В 1966 году я проходил действительную службу в рядах Советской Армии. За официальной формулировкой этой скрывались проживание дома, крайне редкое ношение формы, игра блиц и в карты в шахматном клубе Дома офицеров; впрочем, иногда играл и в армейских соревнованиях за Ленинградский военный округ. В один из солнечных весенних дней мы — мои коллеги по спортивной роте Марк Цейтлин, Эрик Аверкин и я — получили предписание: помочь с переездом на новую квартиру Фурману — нашему тренеру и одноклубнику. Помню немудреную обстановку, шахматные книги, стопки бюллетеней, выпускавшихся тогда по поводу любого мало-мальски пристойного турнира. Когда к часу дня операция была успешно завершена, Сёма сказал: «Это дело надо обмыть». Он пригласил нас в ресторан «Москва» на Невском проспекте, тогда очень престижный. «Что будем пить, ребята?» - спросил он. «Как скажете, Семен Абрамович», - отвечали мы. Литр водки за обедом был выпит легко, и Сёма пил наравне с нами. Он вообще не чурался рюмки, был человеком компанейским и расположенным ко всем, кто также был расположен к нему. В три часа мы уже выходили из ресторана, довольный Сёма снова благодарил нас за помощь, но и у нас настроение было замечательное: хотя до вечера было еще далеко, день службы уже прошел, Невский и вся жизнь лежали тогда перед нами...
Полгода спустя он тяжело заболел: потеряв за месяц около двадцати килограммов, Фурман должен был, не закончив турнира и вернувшись в Ленинград, подвергнуться тяжелейшей операции. Я сам работал уже в Чигоринском клубе и, помню, ходил по инстанциям с письмом-просьбой шахматной федерации, чтобы Фурмана прооперировал Мельников — светила тогдашней онкологии, что и произошло. Операция удалась, и болезнь отступила, чтобы вернуться обратно через одиннадцать лет. Но годы эти стали особыми в его жизни, потому что в них вошел Карпов.
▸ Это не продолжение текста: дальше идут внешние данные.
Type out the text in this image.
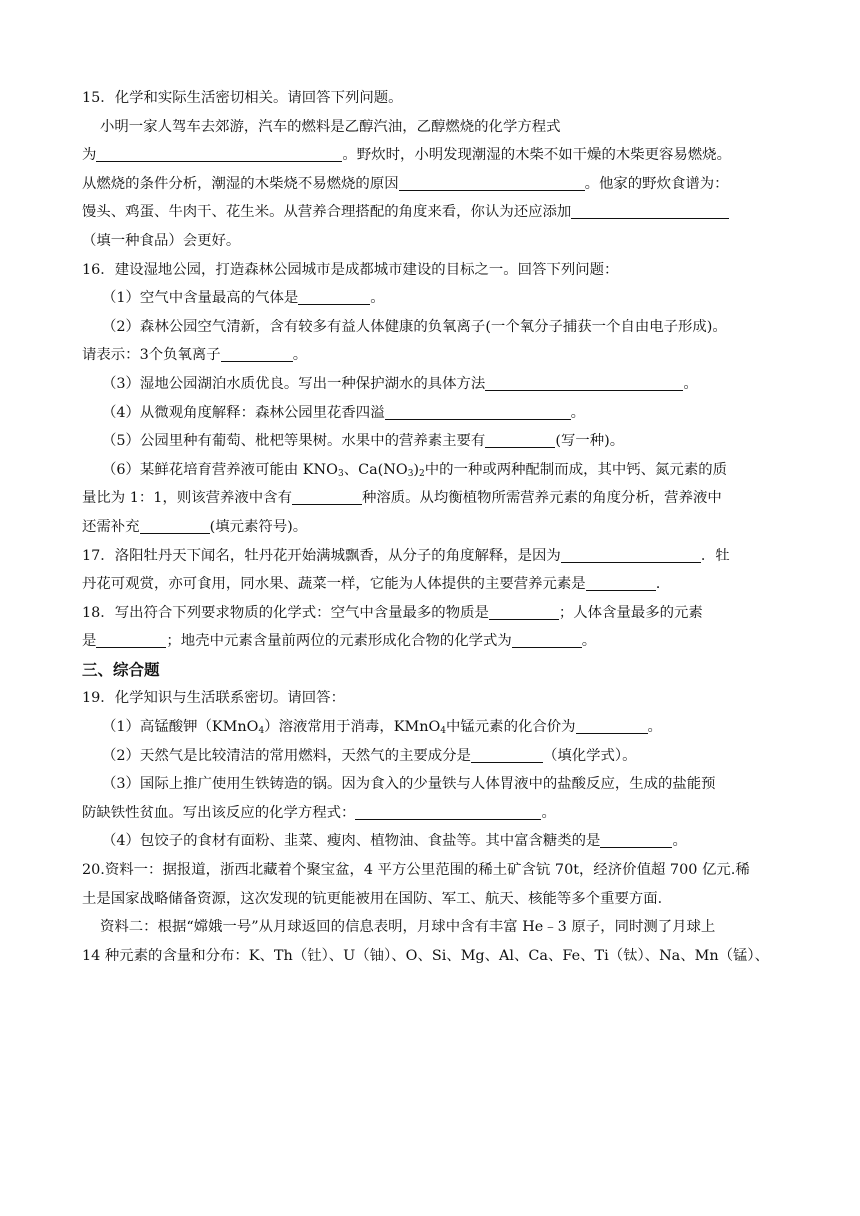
15．化学和实际生活密切相关。请回答下列问题。
小明一家人驾车去郊游，汽车的燃料是乙醇汽油，乙醇燃烧的化学方程式
为	。野炊时，小明发现潮湿的木柴不如干燥的木柴更容易燃烧。
从燃烧的条件分析，潮湿的木柴烧不易燃烧的原因	。他家的野炊食谱为：
馒头、鸡蛋、牛肉干、花生米。从营养合理搭配的角度来看，你认为还应添加
（填一种食品）会更好。
16．建设湿地公园，打造森林公园城市是成都城市建设的目标之一。回答下列问题：
（1）空气中含量最高的气体是	。
（2）森林公园空气清新，含有较多有益人体健康的负氧离子(一个氧分子捕获一个自由电子形成)。
请表示：3个负氧离子	。
（3）湿地公园湖泊水质优良。写出一种保护湖水的具体方法	。
（4）从微观角度解释：森林公园里花香四溢	。
（5）公园里种有葡萄、枇杷等果树。水果中的营养素主要有	(写一种)。
（6）某鲜花培育营养液可能由 $KNO_3$、$Ca(NO_3)_2$中的一种或两种配制而成，其中钙、氮元素的质
量比为 1：1，则该营养液中含有	种溶质。从均衡植物所需营养元素的角度分析，营养液中
还需补充	(填元素符号)。
17．洛阳牡丹天下闻名，牡丹花开始满城飘香，从分子的角度解释，是因为	．牡
丹花可观赏，亦可食用，同水果、蔬菜一样，它能为人体提供的主要营养元素是	.
18．写出符合下列要求物质的化学式：空气中含量最多的物质是	；人体含量最多的元素
是	；地壳中元素含量前两位的元素形成化合物的化学式为	。
三、综合题
19．化学知识与生活联系密切。请回答：
（1）高锰酸钾（KMnO$_4$）溶液常用于消毒，KMnO$_4$中锰元素的化合价为	。
（2）天然气是比较清洁的常用燃料，天然气的主要成分是	（填化学式）。
（3）国际上推广使用生铁铸造的锅。因为食入的少量铁与人体胃液中的盐酸反应，生成的盐能预
防缺铁性贫血。写出该反应的化学方程式：	。
（4）包饺子的食材有面粉、韭菜、瘦肉、植物油、食盐等。其中富含糖类的是	。
20.资料一：据报道，浙西北藏着个聚宝盆，4 平方公里范围的稀土矿含钪 70t，经济价值超 700 亿元.稀
土是国家战略储备资源，这次发现的钪更能被用在国防、军工、航天、核能等多个重要方面．
资料二：根据“嫦娥一号”从月球返回的信息表明，月球中含有丰富 He﹣3 原子，同时测了月球上
14 种元素的含量和分布：K、Th（钍）、U（铀）、O、Si、Mg、Al、Ca、Fe、Ti（钛）、Na、Mn（锰）、
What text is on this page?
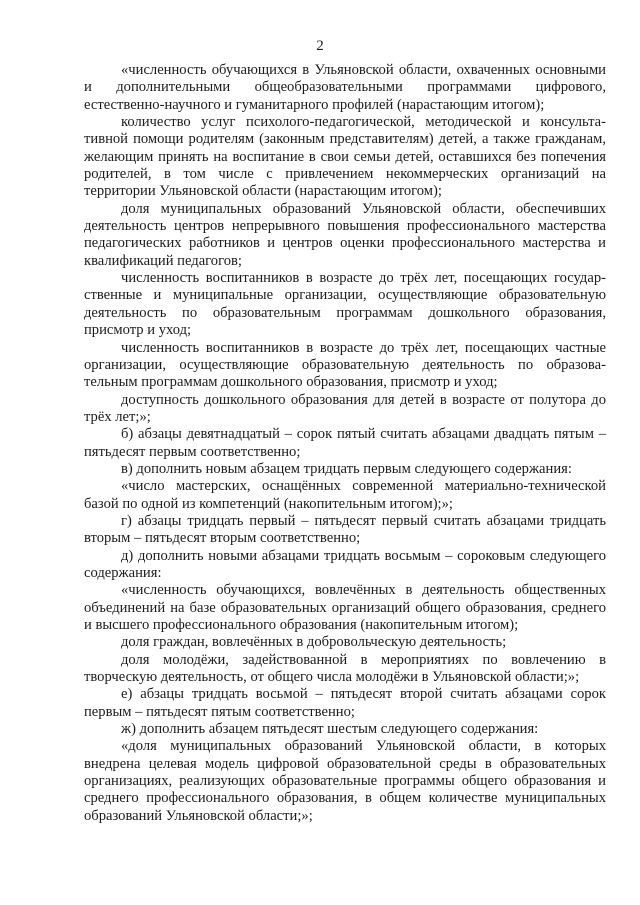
2

«численность обучающихся в Ульяновской области, охваченных основными и дополнительными общеобразовательными программами цифрового, естественно-научного и гуманитарного профилей (нарастающим итогом);

количество услуг психолого-педагогической, методической и консультативной помощи родителям (законным представителям) детей, а также гражданам, желающим принять на воспитание в свои семьи детей, оставшихся без попечения родителей, в том числе с привлечением некоммерческих организаций на территории Ульяновской области (нарастающим итогом);

доля муниципальных образований Ульяновской области, обеспечивших деятельность центров непрерывного повышения профессионального мастерства педагогических работников и центров оценки профессионального мастерства и квалификаций педагогов;

численность воспитанников в возрасте до трёх лет, посещающих государственные и муниципальные организации, осуществляющие образовательную деятельность по образовательным программам дошкольного образования, присмотр и уход;

численность воспитанников в возрасте до трёх лет, посещающих частные организации, осуществляющие образовательную деятельность по образовательным программам дошкольного образования, присмотр и уход;

доступность дошкольного образования для детей в возрасте от полутора до трёх лет;»;

б) абзацы девятнадцатый – сорок пятый считать абзацами двадцать пятым – пятьдесят первым соответственно;

в) дополнить новым абзацем тридцать первым следующего содержания:

«число мастерских, оснащённых современной материально-технической базой по одной из компетенций (накопительным итогом);»;

г) абзацы тридцать первый – пятьдесят первый считать абзацами тридцать вторым – пятьдесят вторым соответственно;

д) дополнить новыми абзацами тридцать восьмым – сороковым следующего содержания:

«численность обучающихся, вовлечённых в деятельность общественных объединений на базе образовательных организаций общего образования, среднего и высшего профессионального образования (накопительным итогом);

доля граждан, вовлечённых в добровольческую деятельность;

доля молодёжи, задействованной в мероприятиях по вовлечению в творческую деятельность, от общего числа молодёжи в Ульяновской области;»;

е) абзацы тридцать восьмой – пятьдесят второй считать абзацами сорок первым – пятьдесят пятым соответственно;

ж) дополнить абзацем пятьдесят шестым следующего содержания:

«доля муниципальных образований Ульяновской области, в которых внедрена целевая модель цифровой образовательной среды в образовательных организациях, реализующих образовательные программы общего образования и среднего профессионального образования, в общем количестве муниципальных образований Ульяновской области;»;
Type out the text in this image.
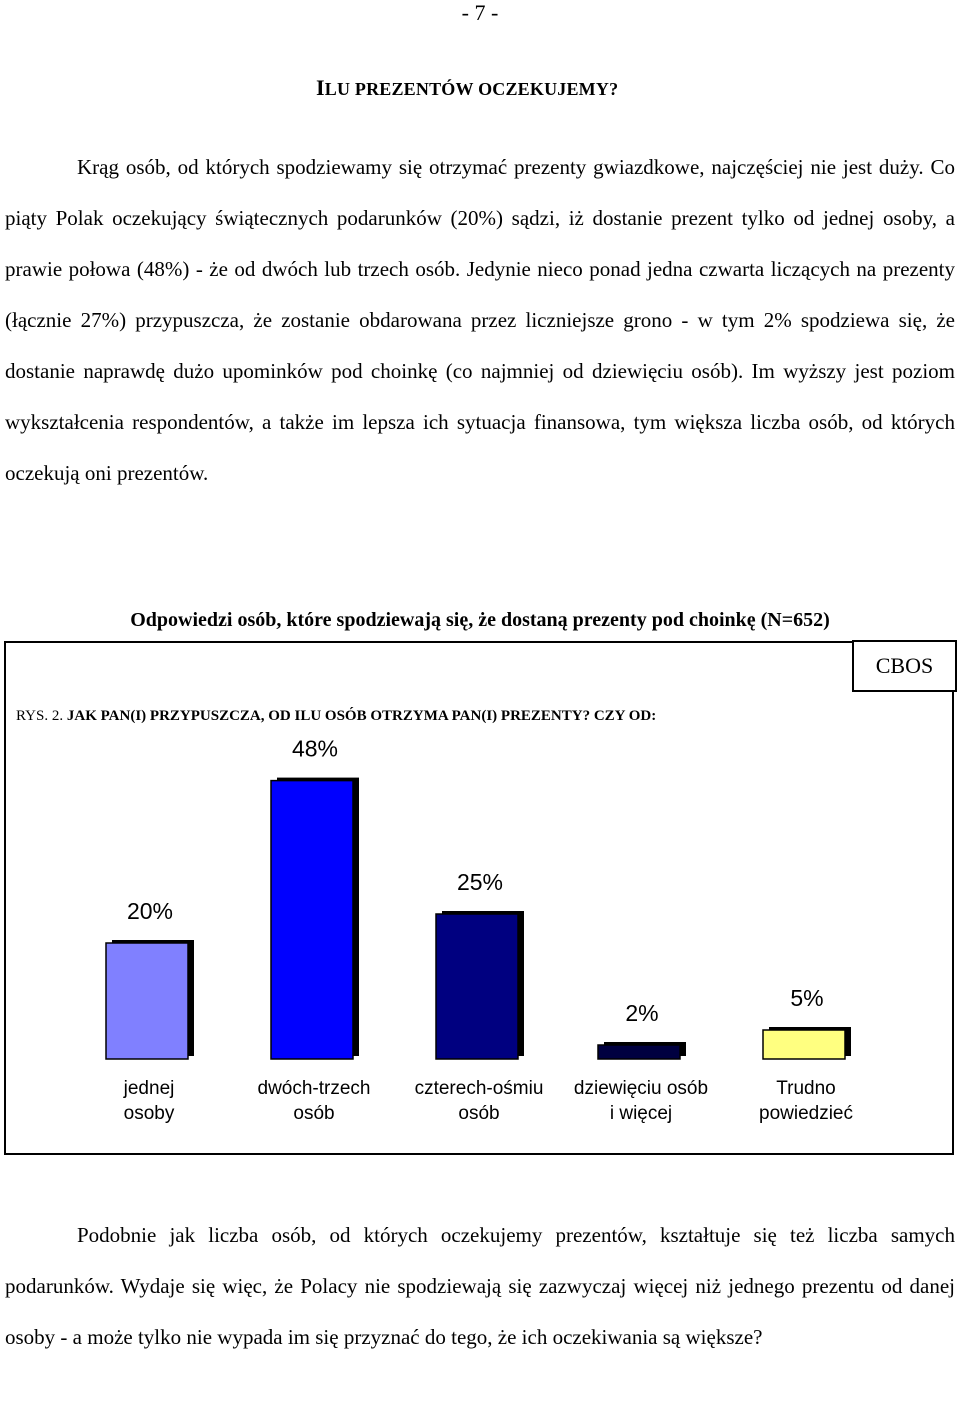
- 7 -
ILU PREZENTÓW OCZEKUJEMY?

Krąg osób, od których spodziewamy się otrzymać prezenty gwiazdkowe, najczęściej nie jest duży. Co piąty Polak oczekujący świątecznych podarunków (20%) sądzi, iż dostanie prezent tylko od jednej osoby, a prawie połowa (48%) - że od dwóch lub trzech osób. Jedynie nieco ponad jedna czwarta liczących na prezenty (łącznie 27%) przypuszcza, że zostanie obdarowana przez liczniejsze grono - w tym 2% spodziewa się, że dostanie naprawdę dużo upominków pod choinkę (co najmniej od dziewięciu osób). Im wyższy jest poziom wykształcenia respondentów, a także im lepsza ich sytuacja finansowa, tym większa liczba osób, od których oczekują oni prezentów.

Odpowiedzi osób, które spodziewają się, że dostaną prezenty pod choinkę (N=652)
CBOS
RYS. 2. JAK PAN(I) PRZYPUSZCZA, OD ILU OSÓB OTRZYMA PAN(I) PREZENTY? CZY OD:
20%
jednej
osoby
48%
dwóch-trzech
osób
25%
czterech-ośmiu
osób
2%
dziewięciu osób
i więcej
5%
Trudno
powiedzieć

Podobnie jak liczba osób, od których oczekujemy prezentów, kształtuje się też liczba samych podarunków. Wydaje się więc, że Polacy nie spodziewają się zazwyczaj więcej niż jednego prezentu od danej osoby - a może tylko nie wypada im się przyznać do tego, że ich oczekiwania są większe?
Летом 1971 года в доме отдыха архитекторов в Зеленогорске, под Ленинградом, я помогал Корчному готовиться к матчу с Геллером. В соседнем коттедже жили Фурман с Карповым. Изредка, когда время приближалось к предобеденному, мы навещали их. На подходе к домику Корчной и я нарочито громко говорили, давая знать о своем приближении, дабы не вторгнуться нечаянно в тайну анализа; если же окна были затворены, бросали в них горсть песку, как это делали любовники в старинных французских романах.
К этому же времени, кстати, относятся четыре тренировочные партии, сыгранные между Корчным и Карповым. Соперники выиграли по одной партии при двух ничьих, хотя справедливости ради нужно сказать, что во всех четырех у Карпова были белые фигуры. Партии эти явились как бы прологом к генеральной репетиции — финальному кандидатскому матчу в Москве в 1974 году — и к жестоким схваткам на мировое первенство на Филиппинах и в Мерано.
Во время такого рода сборов или соревнований процветала карточная игра. В конце 60-х вошел в моду бридж, он стал одной из страстей Фурмана. Как и многое тогда в стране, бридж не был официально запрещен, он не был и рекомендован. Игра эта сразу захватила его полностью, что, впрочем, совсем не значило, что другие карточные игры были забыты, просто бридж стал для Сёмы главной карточной страстью. По мнению Карпова, он никогда не играл в бридж сильно, хотя и здесь придерживался классики, изучал теорию, системы, способы торговли. «В бридже очков нет, — выговаривал он как-то при мне начинающему бриджисту. — Запомни, у тебя на руках тринадцать пунктов». И сердился, когда тот через минуту снова начинал заговаривать об очках.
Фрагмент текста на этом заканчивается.